In July of 2014, the researchers began the present study by releasing 1,000 Drosophila melanogaster fruit flies into ten cages. The flies were then given the same meals but were otherwise left alone. At the height of the experiment, each population had swelled to around 100,000 people.

Individual flies and 2,500 eggs were collected from each cage once a month, grown independently, and tested for six physical features known to be influenced by numerous genes, such as reproductive success and cold tolerance.

According to Schmidt, they can observe that the populations can follow changes in the environment. This wasn't a reaction to a single, isolated occurrence, like a drought. Throughout the experiment, the populations were continually changing and developing.

Genetic Draft

Because flies have a short lifespan, the interval between analyses was just a few weeks long, resulting in one to four generations of flies, or around 10 generations during the length of the experiment.
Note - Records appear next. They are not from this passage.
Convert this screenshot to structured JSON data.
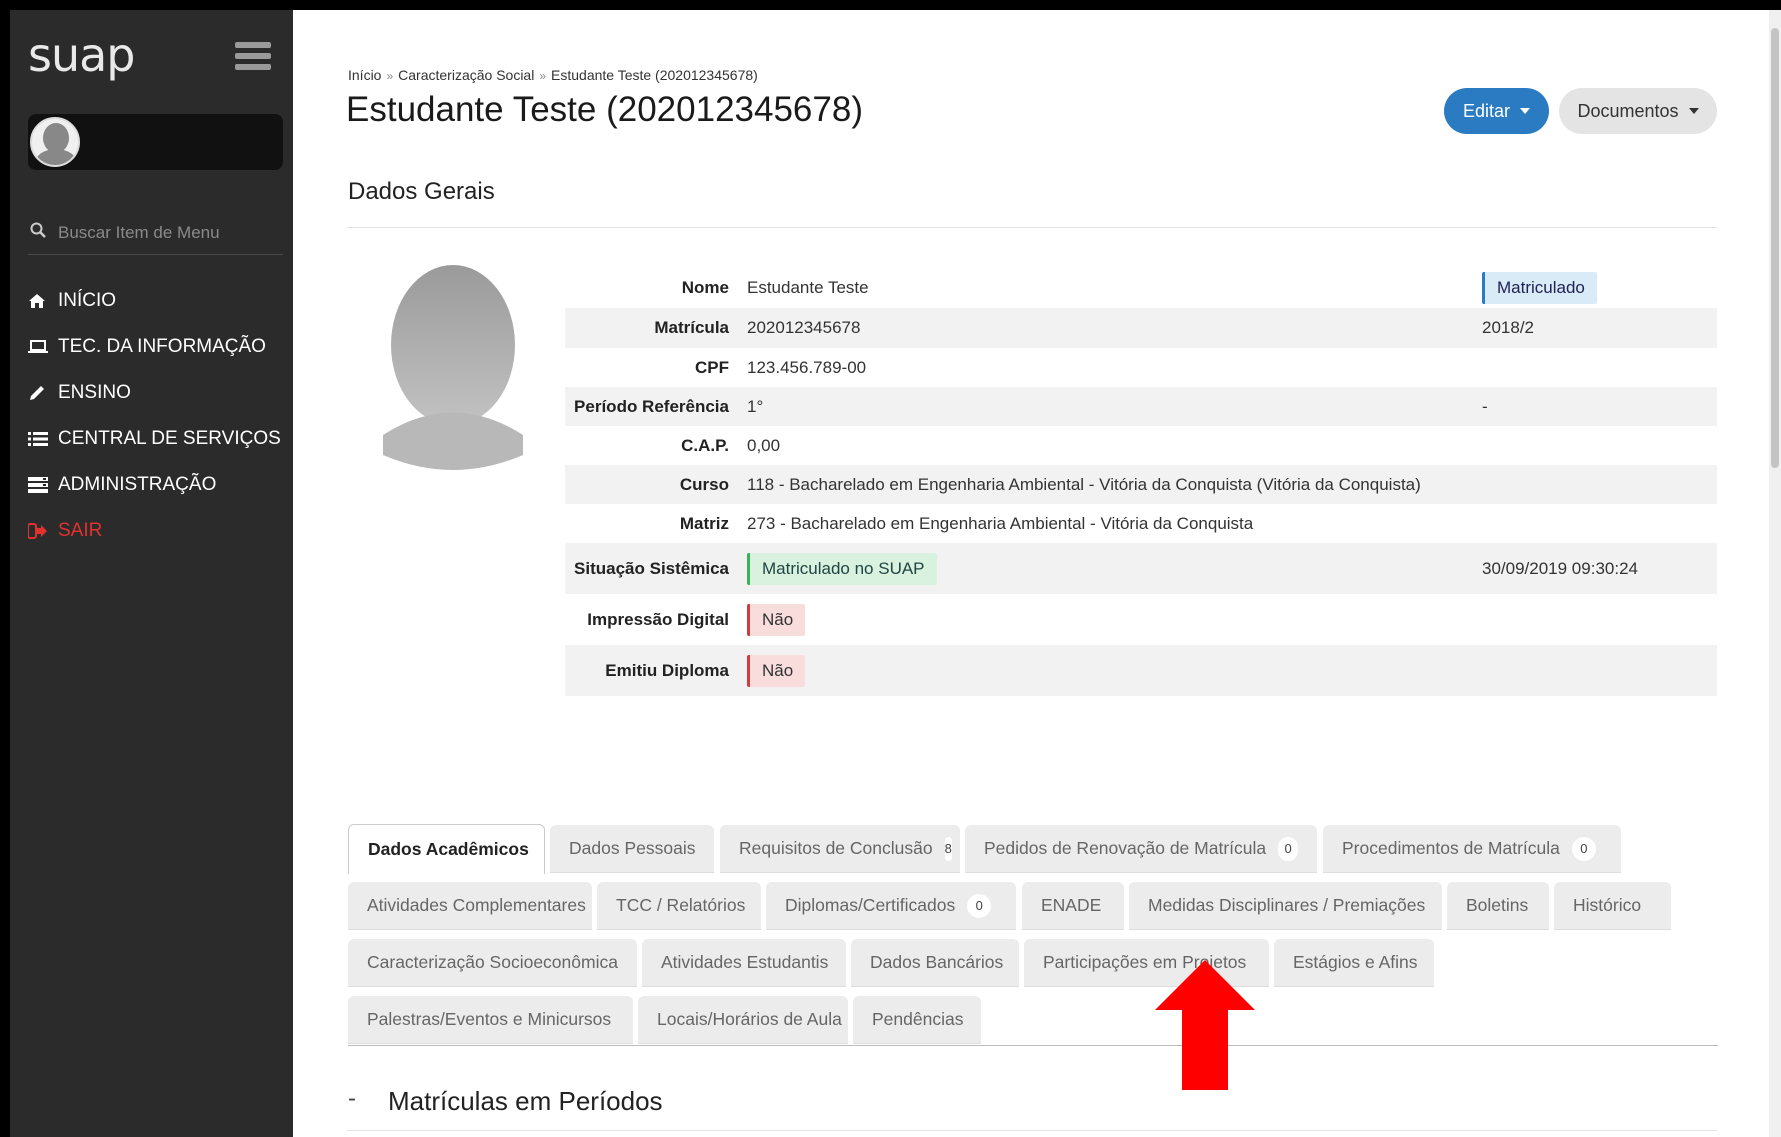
{
  "sidebar": {
    "logo": "suap",
    "search_placeholder": "Buscar Item de Menu",
    "items": [
      {
        "label": "INÍCIO"
      },
      {
        "label": "TEC. DA INFORMAÇÃO"
      },
      {
        "label": "ENSINO"
      },
      {
        "label": "CENTRAL DE SERVIÇOS"
      },
      {
        "label": "ADMINISTRAÇÃO"
      },
      {
        "label": "SAIR"
      }
    ]
  },
  "breadcrumb": [
    "Início",
    "Caracterização Social",
    "Estudante Teste (202012345678)"
  ],
  "page_title": "Estudante Teste (202012345678)",
  "actions": {
    "edit": "Editar",
    "docs": "Documentos"
  },
  "section_title": "Dados Gerais",
  "info": {
    "nome_label": "Nome",
    "nome": "Estudante Teste",
    "status": "Matriculado",
    "matricula_label": "Matrícula",
    "matricula": "202012345678",
    "periodo": "2018/2",
    "cpf_label": "CPF",
    "cpf": "123.456.789-00",
    "periodo_ref_label": "Período Referência",
    "periodo_ref": "1°",
    "periodo_ref_extra": "-",
    "cap_label": "C.A.P.",
    "cap": "0,00",
    "curso_label": "Curso",
    "curso": "118 - Bacharelado em Engenharia Ambiental - Vitória da Conquista (Vitória da Conquista)",
    "matriz_label": "Matriz",
    "matriz": "273 - Bacharelado em Engenharia Ambiental - Vitória da Conquista",
    "situacao_label": "Situação Sistêmica",
    "situacao": "Matriculado no SUAP",
    "situacao_data": "30/09/2019 09:30:24",
    "impressao_label": "Impressão Digital",
    "impressao": "Não",
    "diploma_label": "Emitiu Diploma",
    "diploma": "Não"
  },
  "tabs": {
    "row1": [
      {
        "label": "Dados Acadêmicos"
      },
      {
        "label": "Dados Pessoais"
      },
      {
        "label": "Requisitos de Conclusão",
        "count": "8"
      },
      {
        "label": "Pedidos de Renovação de Matrícula",
        "count": "0"
      },
      {
        "label": "Procedimentos de Matrícula",
        "count": "0"
      }
    ],
    "row2": [
      {
        "label": "Atividades Complementares"
      },
      {
        "label": "TCC / Relatórios"
      },
      {
        "label": "Diplomas/Certificados",
        "count": "0"
      },
      {
        "label": "ENADE"
      },
      {
        "label": "Medidas Disciplinares / Premiações"
      },
      {
        "label": "Boletins"
      },
      {
        "label": "Histórico"
      }
    ],
    "row3": [
      {
        "label": "Caracterização Socioeconômica"
      },
      {
        "label": "Atividades Estudantis"
      },
      {
        "label": "Dados Bancários"
      },
      {
        "label": "Participações em Projetos"
      },
      {
        "label": "Estágios e Afins"
      }
    ],
    "row4": [
      {
        "label": "Palestras/Eventos e Minicursos"
      },
      {
        "label": "Locais/Horários de Aula"
      },
      {
        "label": "Pendências"
      }
    ]
  },
  "subsection": {
    "dash": "-",
    "title": "Matrículas em Períodos"
  },
  "colors": {
    "sidebar_bg": "#2b2b2b",
    "primary": "#2b7bc2",
    "danger": "#e0322e",
    "arrow": "#ff0000"
  }
}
Nonetheless, the scale of adaptation was surprising, with over 60% of the flies' genome changing directly or indirectly throughout the experiment. Schmidt and Rudman point out that this doesn't indicate evolutionary selection operates on more than half of the genome; in a process known as "genetic draft," some DNA is tugged along while other portions of the genome change.

But the fact that the direction of adaptation varied numerous times, swinging like a pendulum as environmental conditions changed, made the findings striking.

Compared to Previous Studies

According to the researchers, previous studies may have overestimated the pace of adaptation since they only looked at chromosomal alterations between two relatively distant periods in time, such as A and B. This experiment was meant to expose what happened in between - a twisting road of adaptation from A to B to C and back to B - changes that would have been otherwise undetected by looking at the same population regularly and often.

Although fruit flies reproduce on a far shorter time scale than humans, the researchers believe their findings apply to longer-lived, slower-regenerating species such as humans.